Throughout ancient times, mirrors were used in magic and exorcism, with good and bad intentions. But one thing common in both practices was its use for trapping spirits in the mirror realm, where time didn’t exist and a soul would be stuck living the same moment over and over again until released…or until the mirror was shattered and the spirit inside dissipated.

The hair at Evan’s nape spiked as a drop of cold sweat trickled down. Gingerly covering the distance, he reached for the white sheet, the light barrier glowing brighter than usual over his hand.

A slight tug on the cloth and it unfolded, revealing another oval mirror, bigger than any in the room, almost as tall as Evan.

Bigger and…stranger.

Strange because there was no reflection in it. The flashlight didn’t bounce back as Evan directed it towards the mirror. Instead, it seemed to swallow all light that fell onto the surface like a black hole.

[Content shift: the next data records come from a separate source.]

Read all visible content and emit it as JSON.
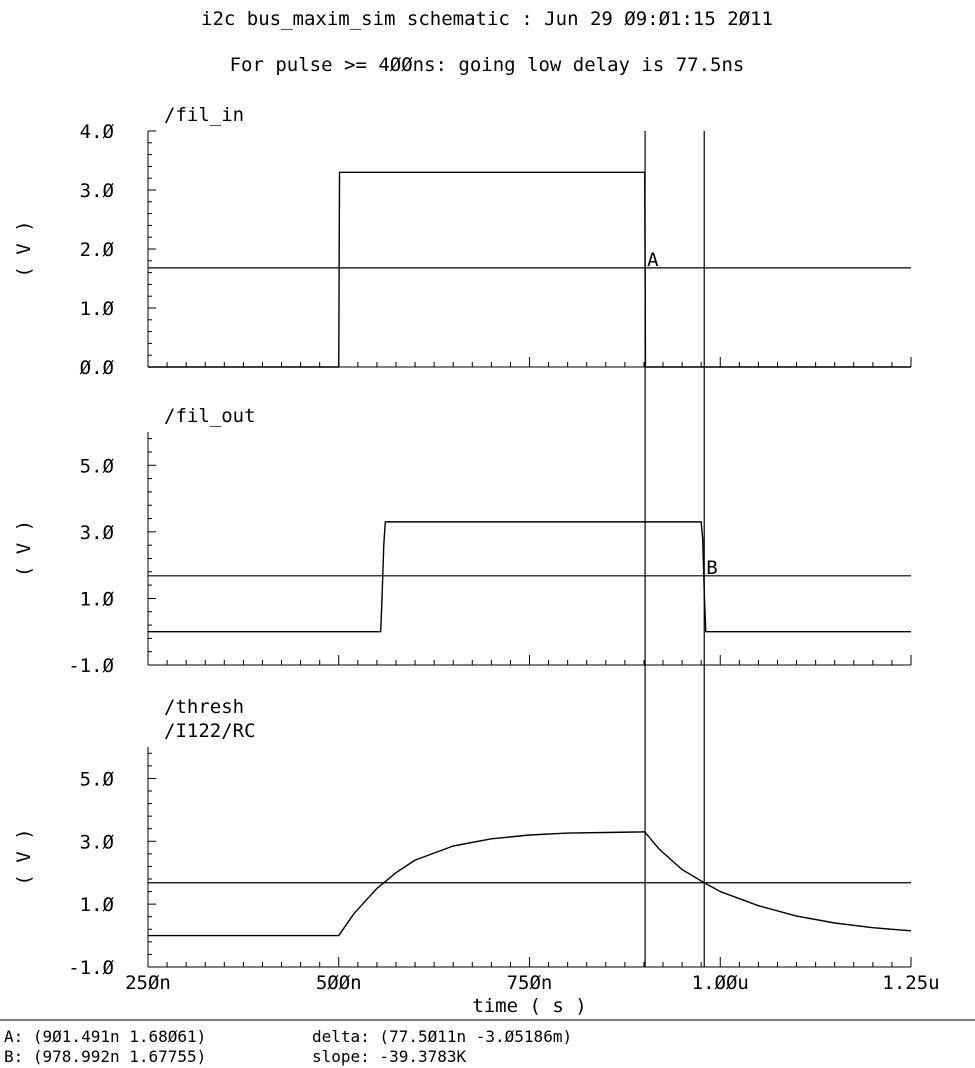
{
  "title": "i2c bus_maxim_sim schematic : Jun 29 09:01:15 2011",
  "subtitle": "For pulse >= 400ns: going low delay is 77.5ns",
  "chart_data": {
    "type": "line",
    "x_axis": {
      "label": "time ( s )",
      "range": [
        250,
        1250
      ],
      "units": "ns",
      "ticks": [
        250,
        500,
        750,
        1000,
        1250
      ],
      "tick_labels": [
        "250n",
        "500n",
        "750n",
        "1.00u",
        "1.25u"
      ]
    },
    "panels": [
      {
        "name": "/fil_in",
        "trace_labels": [
          "/fil_in"
        ],
        "ylabel": "( V )",
        "ylim": [
          0,
          4
        ],
        "yticks": [
          0,
          1,
          2,
          3,
          4
        ],
        "ytick_labels": [
          "0.0",
          "1.0",
          "2.0",
          "3.0",
          "4.0"
        ],
        "threshold": 1.68,
        "series": [
          {
            "name": "/fil_in",
            "x": [
              250,
              500,
              501,
              901,
              902,
              1250
            ],
            "y": [
              0,
              0,
              3.3,
              3.3,
              0,
              0
            ]
          }
        ]
      },
      {
        "name": "/fil_out",
        "trace_labels": [
          "/fil_out"
        ],
        "ylabel": "( V )",
        "ylim": [
          -1,
          6
        ],
        "yticks": [
          -1,
          1,
          3,
          5
        ],
        "ytick_labels": [
          "-1.0",
          "1.0",
          "3.0",
          "5.0"
        ],
        "threshold": 1.68,
        "series": [
          {
            "name": "/fil_out",
            "x": [
              250,
              555,
              557,
              559,
              561,
              975,
              977,
              979,
              981,
              1250
            ],
            "y": [
              0,
              0,
              1.2,
              2.6,
              3.3,
              3.3,
              2.8,
              1.2,
              0,
              0
            ]
          }
        ]
      },
      {
        "name": "/thresh",
        "trace_labels": [
          "/thresh",
          "/I122/RC"
        ],
        "ylabel": "( V )",
        "ylim": [
          -1,
          6
        ],
        "yticks": [
          -1,
          1,
          3,
          5
        ],
        "ytick_labels": [
          "-1.0",
          "1.0",
          "3.0",
          "5.0"
        ],
        "threshold": 1.68,
        "series": [
          {
            "name": "/I122/RC",
            "x": [
              250,
              500,
              520,
              550,
              575,
              600,
              650,
              700,
              750,
              800,
              850,
              901,
              920,
              950,
              979,
              1000,
              1050,
              1100,
              1150,
              1200,
              1250
            ],
            "y": [
              0,
              0,
              0.7,
              1.5,
              2.0,
              2.4,
              2.85,
              3.08,
              3.2,
              3.26,
              3.28,
              3.3,
              2.75,
              2.1,
              1.68,
              1.4,
              0.95,
              0.62,
              0.4,
              0.25,
              0.15
            ]
          }
        ]
      }
    ],
    "markers": [
      {
        "label": "A",
        "x": 901.491,
        "y": 1.68061
      },
      {
        "label": "B",
        "x": 978.992,
        "y": 1.67755
      }
    ],
    "grid": false
  },
  "readout": {
    "a": "A: (901.491n 1.68061)",
    "b": "B: (978.992n 1.67755)",
    "delta": "delta: (77.5011n -3.05186m)",
    "slope": "slope: -39.3783K"
  }
}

Evan tilted his head, examining the mirror from a hand’s distance. Its surface was spotless, frame golden with miniature intricate designs. Thick golden chains coiled around the frame, not a trace of rust to be found.

It was indeed a bit strange, but other than lacking the basic function of what a mirror was supposed to do—show a reflection—there was nothing unusual. At least nothing Evan could immediately sense.

Could it be that the old weird Mr. Greene had been a collector of antique mirrors? Or maybe Evan was reading too much into something that wasn’t there?